The shot generated $90 million in sales in the third quarter of 2025. Analysts expect peak annual sales of $609 million in the U.S.

The deal will also add an experimental shingles vaccine to Sanofi’s existing products that include flu and polio shots as well as the antibody therapy Beyfortus for the respiratory syncytial virus.

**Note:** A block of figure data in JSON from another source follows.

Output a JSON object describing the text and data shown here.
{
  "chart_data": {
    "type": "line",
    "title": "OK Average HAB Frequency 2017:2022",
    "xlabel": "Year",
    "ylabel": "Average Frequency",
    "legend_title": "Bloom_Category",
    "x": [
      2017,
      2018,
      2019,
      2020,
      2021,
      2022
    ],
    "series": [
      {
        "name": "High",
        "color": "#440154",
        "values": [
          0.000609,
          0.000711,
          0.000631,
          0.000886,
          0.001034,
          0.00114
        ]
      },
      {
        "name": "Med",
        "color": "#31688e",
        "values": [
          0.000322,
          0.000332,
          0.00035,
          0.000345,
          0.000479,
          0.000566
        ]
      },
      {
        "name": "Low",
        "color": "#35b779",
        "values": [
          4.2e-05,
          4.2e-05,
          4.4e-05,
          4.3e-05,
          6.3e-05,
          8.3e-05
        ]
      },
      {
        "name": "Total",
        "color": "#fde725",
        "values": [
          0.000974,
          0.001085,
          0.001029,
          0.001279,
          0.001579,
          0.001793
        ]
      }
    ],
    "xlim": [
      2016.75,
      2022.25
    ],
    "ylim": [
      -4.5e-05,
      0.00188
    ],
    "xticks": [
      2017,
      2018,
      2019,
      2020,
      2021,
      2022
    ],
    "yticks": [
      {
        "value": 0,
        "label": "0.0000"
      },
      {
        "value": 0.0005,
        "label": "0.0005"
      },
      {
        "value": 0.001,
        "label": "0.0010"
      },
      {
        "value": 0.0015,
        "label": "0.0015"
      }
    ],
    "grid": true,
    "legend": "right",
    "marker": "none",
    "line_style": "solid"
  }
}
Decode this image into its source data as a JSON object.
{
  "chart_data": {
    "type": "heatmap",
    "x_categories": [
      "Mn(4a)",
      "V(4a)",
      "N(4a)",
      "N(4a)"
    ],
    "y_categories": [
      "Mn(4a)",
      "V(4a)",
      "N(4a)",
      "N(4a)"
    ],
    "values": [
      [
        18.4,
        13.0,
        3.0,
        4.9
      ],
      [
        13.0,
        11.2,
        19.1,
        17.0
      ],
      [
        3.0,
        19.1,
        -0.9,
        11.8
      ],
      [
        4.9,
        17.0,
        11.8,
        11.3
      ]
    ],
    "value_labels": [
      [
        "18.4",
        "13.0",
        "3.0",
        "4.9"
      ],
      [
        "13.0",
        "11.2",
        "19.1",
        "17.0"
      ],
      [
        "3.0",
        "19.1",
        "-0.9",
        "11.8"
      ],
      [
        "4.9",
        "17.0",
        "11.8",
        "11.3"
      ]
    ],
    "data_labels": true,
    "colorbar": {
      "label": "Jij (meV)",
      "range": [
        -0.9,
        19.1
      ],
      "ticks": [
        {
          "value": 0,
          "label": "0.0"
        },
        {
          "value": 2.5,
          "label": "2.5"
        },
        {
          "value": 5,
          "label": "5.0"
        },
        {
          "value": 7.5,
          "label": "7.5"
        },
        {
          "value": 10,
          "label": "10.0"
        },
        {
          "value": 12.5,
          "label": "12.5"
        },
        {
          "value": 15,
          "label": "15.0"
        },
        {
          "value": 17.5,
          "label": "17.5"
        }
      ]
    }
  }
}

J.P. Morgan analysts said Dynavax’s experimental shot, Z-1018, could boost revenues beyond 2030 for Sanofi, if early data on its safety and effectiveness is replicated in larger trials.

It could take a share in the shingles market, where GSK’s top-selling Shingrix is on track to generate sales of 4 billion euros this year, the analysts added.

In August, Dynavax said its experimental shot generated a similar immune response as Shingrix, while showing a better safety profile, in a study of 92 people aged 50 to 69 years.

FDA rejects multiple sclerosis drug

Separately, Sanofi said the U.S. Food and Drug Administration had declined to approve its experimental drug tolebrutinib to slow disability progression in patients with a form of multiple sclerosis.

Houman Ashrafian, Sanofi’s head of research and development, said the news came as a surprise to the company, which had previously been told that the FDA review process would continue into the first quarter of 2026.

“Today’s FDA decision is a significant and meaningful change in direction from the feedback the agency previously provided to Sanofi. We are very disappointed by the FDA’s action,” Ashrafian said in a press release.

The decision adds to a year of data from Sanofi’s experimental drugs for eczema and smoker’s lung that disappointed investors. Sanofi’s shares have largely underperformed the broader European sector index.